En 1802, l'Italien Antonio Canova est le sculpteur le plus admiré d'Europe.
La mode est au "néoclassicisme": il s'agit de se référer à la statuaire antique, considérée comme la forme la plus parfaite de sculpture jamais produite.
La spécialité de Canova, c'est le "nu héroïque". Des corps aux proportions idéales, exhibés non à des fins érotiques, mais parce que la perfection anatomique est alors, en art, symbole de vertu.
D'où ces soldats nus qui peuplent certains tableaux de l'époque, et nous apparaissent aujourd'hui comme des touristes du Cap d'Agde perdus au milieu d'un champ de bataille.
Cette année-là, Canova est convoqué à Paris par un Napoléon bientôt Empereur, qui lui demande de réaliser son portrait monumental, en pied et en marbre.
L'artiste fait le voyage, modèle un buste de son client, et retourne à Rome pour s'atteler au projet.
Quelques années plus tard, l'œuvre est achevée. Haute de plus de 3 mètres, elle est grandiose. Un nu splendide, digne d'un dieu grec. Imaginez Florent Manaudou avec la tête de Napoléon.
Je n'ai pas inséré ici de photo de la statue en pied parce que l'algorithme de LinkedIn s'effarouche facilement: vous demanderez une image à Google.
Son titre? Napoléon en Mars désarmé et pacificateur. Canova a choisi de se référer à Mars, dieu de la guerre, pour symboliser le génie militaire de son modèle. La statue est parfaite.
Napoléon ne la reçoit qu'en 1811. Un marbre de 3 mètres, ça prend du temps, et ça ne s'envoie pas en Chronopost.
Et quand il la voit... il la déteste. Raison invoquée: "trop athlétique". C'est un peu le principe du nu héroïque, me direz-vous. Mais pour lui, c'est rédhibitoire.
D'abord parce que l'Empereur est souvent caricaturé en nabot. Comme il apparaît toujours entouré de soldats colossaux, on l'imagine petit et chétif. Cette statue serait du pain bénit pour ses adversaires.
Ensuite, parce que le Napoléon de 1811 n'est pas celui de 1802. Il ne veut plus de l'image du guerrier conquérant : il veut apparaître en législateur, comme l'auteur du Code Civil. La référence à Mars est donc malvenue.

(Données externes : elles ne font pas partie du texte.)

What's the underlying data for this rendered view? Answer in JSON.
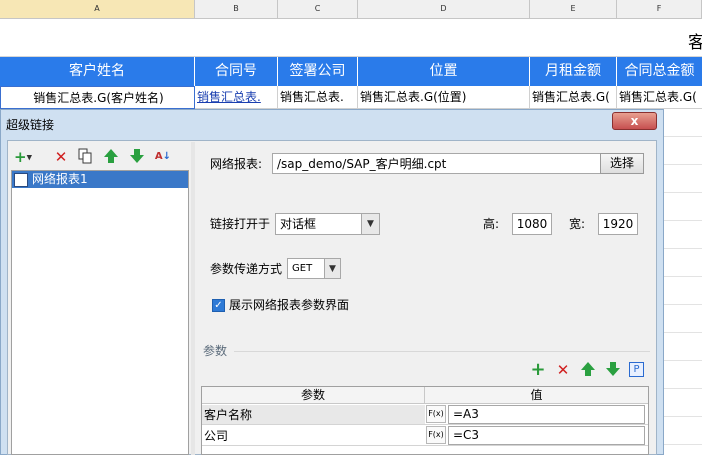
{
  "sheet": {
    "columns": [
      "A",
      "B",
      "C",
      "D",
      "E",
      "F"
    ],
    "title_fragment": "客",
    "headers": [
      "客户姓名",
      "合同号",
      "签署公司",
      "位置",
      "月租金额",
      "合同总金额"
    ],
    "row": [
      "销售汇总表.G(客户姓名)",
      "销售汇总表.",
      "销售汇总表.",
      "销售汇总表.G(位置)",
      "销售汇总表.G(",
      "销售汇总表.G("
    ]
  },
  "dialog": {
    "title": "超级链接",
    "close_label": "x",
    "toolbar_icons": [
      "add-icon",
      "delete-icon",
      "copy-icon",
      "move-up-icon",
      "move-down-icon",
      "sort-icon"
    ],
    "tree": {
      "items": [
        {
          "label": "网络报表1",
          "selected": true
        }
      ]
    },
    "form": {
      "report_label": "网络报表:",
      "report_value": "/sap_demo/SAP_客户明细.cpt",
      "choose_button": "选择",
      "open_in_label": "链接打开于",
      "open_in_value": "对话框",
      "height_label": "高:",
      "height_value": "1080",
      "width_label": "宽:",
      "width_value": "1920",
      "method_label": "参数传递方式",
      "method_value": "GET",
      "show_params_label": "展示网络报表参数界面",
      "show_params_checked": true
    },
    "params": {
      "group_label": "参数",
      "toolbar_icons": [
        "add-icon",
        "delete-icon",
        "move-up-icon",
        "move-down-icon",
        "param-icon"
      ],
      "param_icon_glyph": "P",
      "columns": [
        "参数",
        "值"
      ],
      "rows": [
        {
          "name": "客户名称",
          "fx": "F(x)",
          "value": "=A3"
        },
        {
          "name": "公司",
          "fx": "F(x)",
          "value": "=C3"
        }
      ]
    }
  }
}
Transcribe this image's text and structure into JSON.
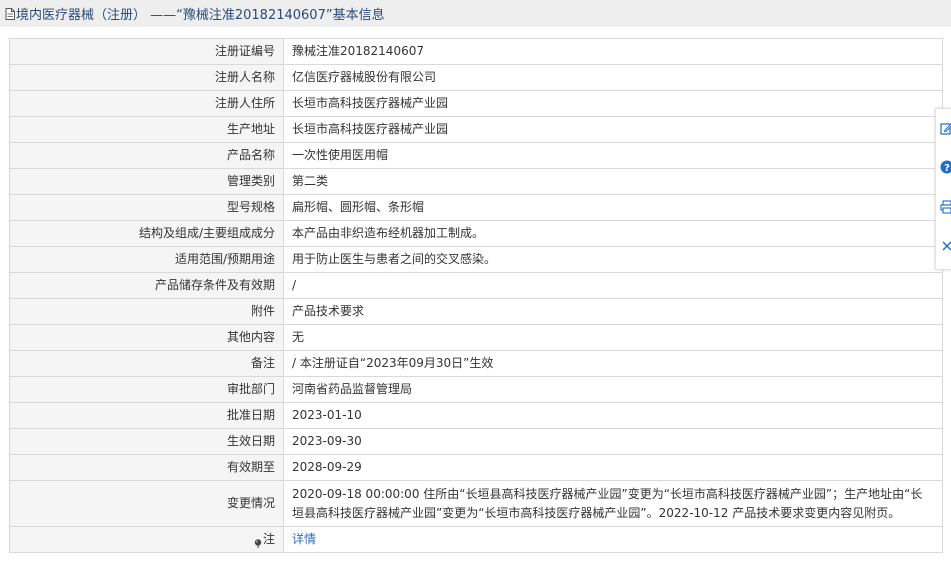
{
  "header": {
    "title": "境内医疗器械（注册） ——“豫械注准20182140607”基本信息"
  },
  "rows": [
    {
      "label": "注册证编号",
      "value": "豫械注准20182140607"
    },
    {
      "label": "注册人名称",
      "value": "亿信医疗器械股份有限公司"
    },
    {
      "label": "注册人住所",
      "value": "长垣市高科技医疗器械产业园"
    },
    {
      "label": "生产地址",
      "value": "长垣市高科技医疗器械产业园"
    },
    {
      "label": "产品名称",
      "value": "一次性使用医用帽"
    },
    {
      "label": "管理类别",
      "value": "第二类"
    },
    {
      "label": "型号规格",
      "value": "扁形帽、圆形帽、条形帽"
    },
    {
      "label": "结构及组成/主要组成成分",
      "value": "本产品由非织造布经机器加工制成。"
    },
    {
      "label": "适用范围/预期用途",
      "value": "用于防止医生与患者之间的交叉感染。"
    },
    {
      "label": "产品储存条件及有效期",
      "value": "/"
    },
    {
      "label": "附件",
      "value": "产品技术要求"
    },
    {
      "label": "其他内容",
      "value": "无"
    },
    {
      "label": "备注",
      "value": "/ 本注册证自“2023年09月30日”生效"
    },
    {
      "label": "审批部门",
      "value": "河南省药品监督管理局"
    },
    {
      "label": "批准日期",
      "value": "2023-01-10"
    },
    {
      "label": "生效日期",
      "value": "2023-09-30"
    },
    {
      "label": "有效期至",
      "value": "2028-09-29"
    },
    {
      "label": "变更情况",
      "value": "2020-09-18 00:00:00 住所由“长垣县高科技医疗器械产业园”变更为“长垣市高科技医疗器械产业园”；生产地址由“长垣县高科技医疗器械产业园”变更为“长垣市高科技医疗器械产业园”。2022-10-12 产品技术要求变更内容见附页。"
    }
  ],
  "note_row": {
    "label": "注",
    "link_text": "详情"
  },
  "icons": {
    "title": "document-icon",
    "note": "pin-icon",
    "float": [
      "edit-icon",
      "help-icon",
      "print-icon",
      "close-icon"
    ]
  },
  "colors": {
    "title_text": "#2a4a7a",
    "link": "#2f6fb3",
    "label_bg": "#f5f5f5",
    "border": "#d9d9d9",
    "accent_blue": "#1f6fc5"
  }
}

Résultat: Napoléon planque la statue derrière un rideau dans une aile du Louvre.
Canova s'est planté. Son travail était admirable... mais hors sujet. Obsédé par l'expression de son talent, il n'a questionné ni la personnalité, ni les enjeux, ni l'évolution de son client.
La leçon? Peu importe notre talent : ce qui compte, c'est l'adéquation entre un besoin et une solution.
Les numéros de virtuosité flattent notre égo et impressionnent nos concurrents. Mais la vraie performance, c'est de répondre avec justesse à un besoin parfois subtil.
Cela demande une écoute attentive, une compréhension des enjeux, un peu de psychologie... et assez d'humilité pour étouffer notre désir de montrer l'étendue de notre talent. Si extraordinaire soit ce dernier.